Pajak secara bebas dapat dikatakan sebagai suatu kewajiban warga negara
berupa pengabdian serta peran aktif warga negara dan anggota masyarakat untuk
membiayai berbagai keperluan negara dalam Pembangunan Nasional, tanpa
adanya imbalan secara langsung yang pelaksanaannya diatur dalam Undang-
undang Perpajakan untuk tujuan kesejahteraan bangsa dan negara. Dengan
semakin berkembangnya kondisi usaha dan bisnis baik ditingkat nasional
maupun internasional, maka penghasilan yang diterima wajib pajak badan
dalam negeri juga meningkat. Salah satu sumber penghasilan dari pajak yang di
dapat oleh negara adalah Pajak Penghasilan Badan.

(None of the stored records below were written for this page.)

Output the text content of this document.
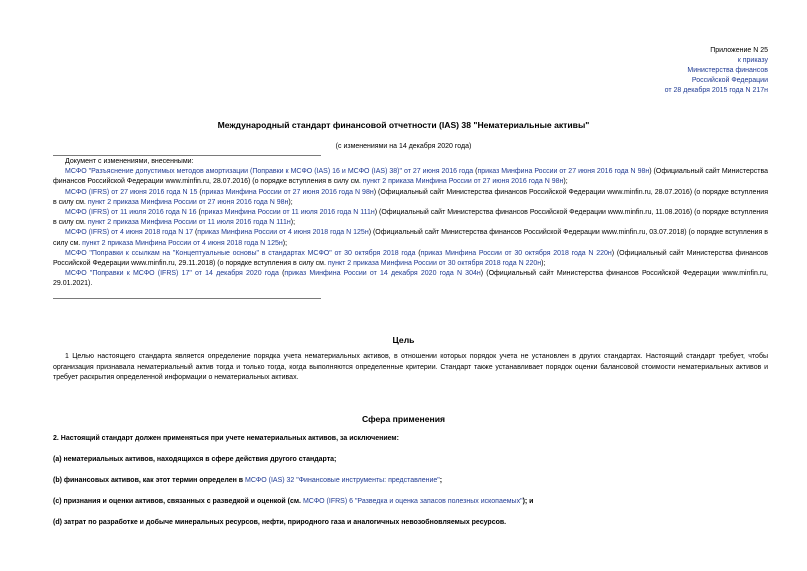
Приложение N 25
к приказу
Министерства финансов
Российской Федерации
от 28 декабря 2015 года N 217н
Международный стандарт финансовой отчетности (IAS) 38 "Нематериальные активы"
(с изменениями на 14 декабря 2020 года)
Документ с изменениями, внесенными:
МСФО "Разъяснение допустимых методов амортизации (Поправки к МСФО (IAS) 16 и МСФО (IAS) 38)" от 27 июня 2016 года (приказ Минфина России от 27 июня 2016 года N 98н) (Официальный сайт Министерства финансов Российской Федерации www.minfin.ru, 28.07.2016) (о порядке вступления в силу см. пункт 2 приказа Минфина России от 27 июня 2016 года N 98н);
МСФО (IFRS) от 27 июня 2016 года N 15 (приказ Минфина России от 27 июня 2016 года N 98н) (Официальный сайт Министерства финансов Российской Федерации www.minfin.ru, 28.07.2016) (о порядке вступления в силу см. пункт 2 приказа Минфина России от 27 июня 2016 года N 98н);
МСФО (IFRS) от 11 июля 2016 года N 16 (приказ Минфина России от 11 июля 2016 года N 111н) (Официальный сайт Министерства финансов Российской Федерации www.minfin.ru, 11.08.2016) (о порядке вступления в силу см. пункт 2 приказа Минфина России от 11 июля 2016 года N 111н);
МСФО (IFRS) от 4 июня 2018 года N 17 (приказ Минфина России от 4 июня 2018 года N 125н) (Официальный сайт Министерства финансов Российской Федерации www.minfin.ru, 03.07.2018) (о порядке вступления в силу см. пункт 2 приказа Минфина России от 4 июня 2018 года N 125н);
МСФО "Поправки к ссылкам на "Концептуальные основы" в стандартах МСФО" от 30 октября 2018 года (приказ Минфина России от 30 октября 2018 года N 220н) (Официальный сайт Министерства финансов Российской Федерации www.minfin.ru, 29.11.2018) (о порядке вступления в силу см. пункт 2 приказа Минфина России от 30 октября 2018 года N 220н);
МСФО "Поправки к МСФО (IFRS) 17" от 14 декабря 2020 года (приказ Минфина России от 14 декабря 2020 года N 304н) (Официальный сайт Министерства финансов Российской Федерации www.minfin.ru, 29.01.2021).
Цель
1 Целью настоящего стандарта является определение порядка учета нематериальных активов, в отношении которых порядок учета не установлен в других стандартах. Настоящий стандарт требует, чтобы организация признавала нематериальный актив тогда и только тогда, когда выполняются определенные критерии. Стандарт также устанавливает порядок оценки балансовой стоимости нематериальных активов и требует раскрытия определенной информации о нематериальных активах.
Сфера применения
2. Настоящий стандарт должен применяться при учете нематериальных активов, за исключением:
(a) нематериальных активов, находящихся в сфере действия другого стандарта;
(b) финансовых активов, как этот термин определен в МСФО (IAS) 32 "Финансовые инструменты: представление";
(c) признания и оценки активов, связанных с разведкой и оценкой (см. МСФО (IFRS) 6 "Разведка и оценка запасов полезных ископаемых"); и
(d) затрат по разработке и добыче минеральных ресурсов, нефти, природного газа и аналогичных невозобновляемых ресурсов.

Untuk mengetahui besarnya pajak yang dibayar oleh perusahaan atau
penyelenggara kegiatan usaha, pemerintah perlu menetapkan Undang-undang
yang mengatur bidang perpajakan. Undang-undang perpajakan inilah yang
nantinya menjadi pedoman bagi perusahaan atau penyelenggara kegiatan usaha
2
dalam menentukan besarnya pajak yang menjadi kewajiban mereka kepada
negara.
Bagi perusahaan, pajak merupakan unsur penting yang ada pada suatu
perusahaan, dimana dengan adanya perhitungan pajak. Perusahaan dapat
menghitung keuntungan bersih dengan mengkalkulasikan keuntungan dikurang
dengan biaya-biaya dan pajak. Pajak juga merupakan salah satu bentuk
kewajiban yang harus dibayarkan oleh perusahaan kepada negara. Terlebih lagi
perusahaan yang berskala nasional ataupun internasional, hampir semua
transaksi yang dilakukan oleh perusahaan tidak terlepas dari masalah
perpajakan. Badan atau perusahaan merupakan subjek pajak dalam negeri
dimana wajib pajak badan ini merupakan penyumbang bagi penerimaan negara
dari sektor pajak yaitu Pajak Penghasilan Badan.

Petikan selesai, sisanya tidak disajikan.